Danışmanlık hizmetini kimler alabilir?

Danışmanlık hizmetini şüpheli cinsel teması olduğunu düşünenler, yeni tanı almış kişiler, HIV/AIDS hakkında bilgi almak isteyenler, HIV ile yaşayan partneri olanlar, ailesinde HIV ile yaşan bireyler olanlar alabilir.

Nereden danışmanlık hizmeti alabilirim?

Türkiye’de danışmanlık hizmeti veren birkaç kurum bulunmaktadır bunlardan biri de Kaos GL Derneğidir. Dernek pozitif@kaosgl.org adresinden online danışmanlık hizmeti sağlamaktadır. Pozitif Yaşam Derneği de uzunca süredir info@pozitifyasam.org adresinden danışmanlık veriyor.

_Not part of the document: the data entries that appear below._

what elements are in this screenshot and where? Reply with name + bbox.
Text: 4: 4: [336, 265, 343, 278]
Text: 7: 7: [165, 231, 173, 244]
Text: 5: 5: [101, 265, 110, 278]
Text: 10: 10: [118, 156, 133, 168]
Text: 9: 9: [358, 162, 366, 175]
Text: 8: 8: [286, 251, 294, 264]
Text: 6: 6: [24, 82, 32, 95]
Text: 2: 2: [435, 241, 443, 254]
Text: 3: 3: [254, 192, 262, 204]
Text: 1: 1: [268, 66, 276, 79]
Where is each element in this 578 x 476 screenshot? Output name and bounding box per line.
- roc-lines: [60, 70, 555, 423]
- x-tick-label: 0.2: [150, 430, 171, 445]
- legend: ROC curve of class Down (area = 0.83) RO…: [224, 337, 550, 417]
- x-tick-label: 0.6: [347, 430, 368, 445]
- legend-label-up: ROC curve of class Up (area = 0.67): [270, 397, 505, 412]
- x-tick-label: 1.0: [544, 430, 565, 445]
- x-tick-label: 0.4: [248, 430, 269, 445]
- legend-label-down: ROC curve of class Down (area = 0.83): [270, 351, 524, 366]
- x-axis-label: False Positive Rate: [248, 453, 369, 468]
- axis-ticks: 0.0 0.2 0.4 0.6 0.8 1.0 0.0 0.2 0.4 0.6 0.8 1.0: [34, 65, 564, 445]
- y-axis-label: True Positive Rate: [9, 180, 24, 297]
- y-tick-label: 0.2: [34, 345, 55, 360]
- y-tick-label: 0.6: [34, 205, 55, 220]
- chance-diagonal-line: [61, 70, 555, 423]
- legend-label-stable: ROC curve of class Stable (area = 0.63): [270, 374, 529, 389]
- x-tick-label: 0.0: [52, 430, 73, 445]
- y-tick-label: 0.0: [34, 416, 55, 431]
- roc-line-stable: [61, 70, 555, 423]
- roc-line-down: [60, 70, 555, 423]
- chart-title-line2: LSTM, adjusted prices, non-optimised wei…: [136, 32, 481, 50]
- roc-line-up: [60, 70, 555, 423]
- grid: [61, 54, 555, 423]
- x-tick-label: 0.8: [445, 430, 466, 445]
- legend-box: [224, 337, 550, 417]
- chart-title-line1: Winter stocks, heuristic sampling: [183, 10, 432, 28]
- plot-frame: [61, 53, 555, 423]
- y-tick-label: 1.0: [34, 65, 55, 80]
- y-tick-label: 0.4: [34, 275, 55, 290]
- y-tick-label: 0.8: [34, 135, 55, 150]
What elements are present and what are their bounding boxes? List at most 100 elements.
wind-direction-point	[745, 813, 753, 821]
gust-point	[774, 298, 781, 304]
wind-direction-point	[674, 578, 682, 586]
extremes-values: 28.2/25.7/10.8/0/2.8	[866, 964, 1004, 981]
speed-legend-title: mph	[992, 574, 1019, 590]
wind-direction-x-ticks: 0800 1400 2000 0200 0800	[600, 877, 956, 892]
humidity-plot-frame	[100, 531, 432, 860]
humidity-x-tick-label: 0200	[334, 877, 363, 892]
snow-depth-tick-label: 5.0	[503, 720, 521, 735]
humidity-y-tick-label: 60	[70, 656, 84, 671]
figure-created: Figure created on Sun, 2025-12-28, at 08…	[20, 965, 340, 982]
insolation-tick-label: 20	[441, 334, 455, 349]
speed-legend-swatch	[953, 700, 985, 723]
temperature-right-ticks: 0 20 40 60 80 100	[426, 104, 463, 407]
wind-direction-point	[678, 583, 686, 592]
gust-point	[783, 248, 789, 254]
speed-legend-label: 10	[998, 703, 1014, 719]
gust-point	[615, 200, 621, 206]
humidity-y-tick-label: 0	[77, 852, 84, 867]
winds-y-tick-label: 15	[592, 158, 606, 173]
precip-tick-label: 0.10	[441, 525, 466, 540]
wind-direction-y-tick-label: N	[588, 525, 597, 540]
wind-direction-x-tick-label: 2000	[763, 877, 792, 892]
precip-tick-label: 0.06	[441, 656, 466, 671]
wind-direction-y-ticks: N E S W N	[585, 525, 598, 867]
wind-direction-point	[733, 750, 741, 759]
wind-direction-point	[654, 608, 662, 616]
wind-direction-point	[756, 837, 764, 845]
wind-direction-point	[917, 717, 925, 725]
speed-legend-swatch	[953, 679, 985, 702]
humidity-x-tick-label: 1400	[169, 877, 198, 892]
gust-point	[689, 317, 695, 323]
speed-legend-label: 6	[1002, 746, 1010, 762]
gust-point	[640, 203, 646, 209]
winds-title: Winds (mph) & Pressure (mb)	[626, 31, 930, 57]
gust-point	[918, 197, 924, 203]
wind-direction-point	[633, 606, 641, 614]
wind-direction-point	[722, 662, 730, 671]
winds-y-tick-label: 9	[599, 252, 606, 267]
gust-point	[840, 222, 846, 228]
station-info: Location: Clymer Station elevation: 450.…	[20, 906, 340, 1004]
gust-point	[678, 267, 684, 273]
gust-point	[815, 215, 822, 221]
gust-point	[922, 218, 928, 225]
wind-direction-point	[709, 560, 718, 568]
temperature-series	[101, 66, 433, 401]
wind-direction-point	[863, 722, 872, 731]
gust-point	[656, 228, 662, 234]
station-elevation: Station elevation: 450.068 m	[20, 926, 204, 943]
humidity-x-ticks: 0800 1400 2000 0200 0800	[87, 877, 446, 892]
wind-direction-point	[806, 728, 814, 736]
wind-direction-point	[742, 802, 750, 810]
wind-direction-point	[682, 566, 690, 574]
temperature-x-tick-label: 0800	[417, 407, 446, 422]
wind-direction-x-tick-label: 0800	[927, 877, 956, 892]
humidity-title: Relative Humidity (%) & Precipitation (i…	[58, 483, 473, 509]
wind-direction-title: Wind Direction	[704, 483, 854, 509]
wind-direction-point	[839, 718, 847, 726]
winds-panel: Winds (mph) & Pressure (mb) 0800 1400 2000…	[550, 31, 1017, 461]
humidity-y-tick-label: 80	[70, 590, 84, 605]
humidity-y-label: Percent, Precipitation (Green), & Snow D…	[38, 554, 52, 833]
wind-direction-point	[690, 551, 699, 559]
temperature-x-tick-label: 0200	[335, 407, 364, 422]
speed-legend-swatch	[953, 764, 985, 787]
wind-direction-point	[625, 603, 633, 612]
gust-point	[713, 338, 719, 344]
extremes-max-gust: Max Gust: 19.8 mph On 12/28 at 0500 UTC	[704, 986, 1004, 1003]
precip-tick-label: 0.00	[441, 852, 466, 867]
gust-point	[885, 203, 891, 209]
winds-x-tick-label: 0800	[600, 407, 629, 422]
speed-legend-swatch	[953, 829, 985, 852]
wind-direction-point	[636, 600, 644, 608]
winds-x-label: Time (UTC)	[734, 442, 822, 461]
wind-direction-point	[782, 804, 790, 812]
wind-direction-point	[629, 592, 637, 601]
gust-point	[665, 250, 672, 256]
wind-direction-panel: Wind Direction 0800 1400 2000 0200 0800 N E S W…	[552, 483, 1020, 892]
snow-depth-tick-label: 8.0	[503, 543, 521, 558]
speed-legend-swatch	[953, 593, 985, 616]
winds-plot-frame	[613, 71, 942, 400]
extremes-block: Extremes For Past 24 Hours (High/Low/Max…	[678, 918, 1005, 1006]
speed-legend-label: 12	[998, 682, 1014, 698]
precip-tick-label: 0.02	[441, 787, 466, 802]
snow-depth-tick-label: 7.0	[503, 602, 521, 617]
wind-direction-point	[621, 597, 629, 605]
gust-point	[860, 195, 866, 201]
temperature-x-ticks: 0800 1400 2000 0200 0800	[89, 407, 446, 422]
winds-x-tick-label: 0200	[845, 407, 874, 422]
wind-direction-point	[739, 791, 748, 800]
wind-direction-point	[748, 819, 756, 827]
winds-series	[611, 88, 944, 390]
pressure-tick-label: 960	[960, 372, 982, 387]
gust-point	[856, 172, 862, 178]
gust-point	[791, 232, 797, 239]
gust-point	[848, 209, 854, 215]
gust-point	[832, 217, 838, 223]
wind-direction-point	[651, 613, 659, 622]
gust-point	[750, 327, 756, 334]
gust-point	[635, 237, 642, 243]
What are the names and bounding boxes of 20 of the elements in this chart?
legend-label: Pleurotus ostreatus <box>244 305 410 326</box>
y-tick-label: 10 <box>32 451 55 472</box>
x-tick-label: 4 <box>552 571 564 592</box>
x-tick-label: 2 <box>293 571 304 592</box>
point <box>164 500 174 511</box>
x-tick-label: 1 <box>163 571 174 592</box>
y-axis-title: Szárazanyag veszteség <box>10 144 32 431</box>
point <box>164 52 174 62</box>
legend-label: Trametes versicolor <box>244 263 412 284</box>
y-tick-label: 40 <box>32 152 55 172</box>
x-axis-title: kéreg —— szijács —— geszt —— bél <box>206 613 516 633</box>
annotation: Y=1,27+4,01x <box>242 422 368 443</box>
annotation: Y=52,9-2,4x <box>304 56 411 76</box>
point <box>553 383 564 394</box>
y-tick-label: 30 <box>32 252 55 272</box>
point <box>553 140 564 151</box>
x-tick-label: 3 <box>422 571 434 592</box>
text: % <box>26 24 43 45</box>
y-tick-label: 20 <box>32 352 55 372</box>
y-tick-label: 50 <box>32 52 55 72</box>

HIV/AIDS ile ilgili bazı tıbbi terimler

CD4 hücresi: T hücresi olarak da adlandırılan bir tür beyaz kan hücresi. Diğer bağışıklık sistei hücrelerinin çeşitli hastalıklarla savaşmak için birlikte hareket etmesine yardımcı oluyor. HIV, CD4 hücrelerini enfekte ediyor ve kendisini yeniden oluşturmak için hücrenin parçalarını kullanıyor.

HIV-RNA: HIV virüsündeki genetik madde

Konak hücre: Virüs gibi bir başka organizmanın içinde yaşadığı bir hücre. İnsan CD4 hücreleri, HIV için konak hücrelerdir.

Bağışıklık sistemi: Vücudun enfeksiyonlara, hastalıklara ve allerjenlere karşı savunma mekanizmasıdır.

Kopya (veya kopyalama): Bir virüsün kopyalarını oluşturma ve çoğalma süreci.

Direnç: Başlangıçta etkili olan bir tedavinin etkisini yitirmesi.

Retrovirus: HIV’in ait olduğu virüs ailesi.

Viral yük: Kanda bulunan virüs miktarı.

Fırsatçı enfeksiyonlar: Dışarıdan gelen ya da vücutta saprofit (çürükçül) olarak bulunan ve bağışıklık sisteminin zayıflamasıyla hastalık yapıcı güç kazanan enfeksiyon etkenlerinin yol açtığı hastalık türleri.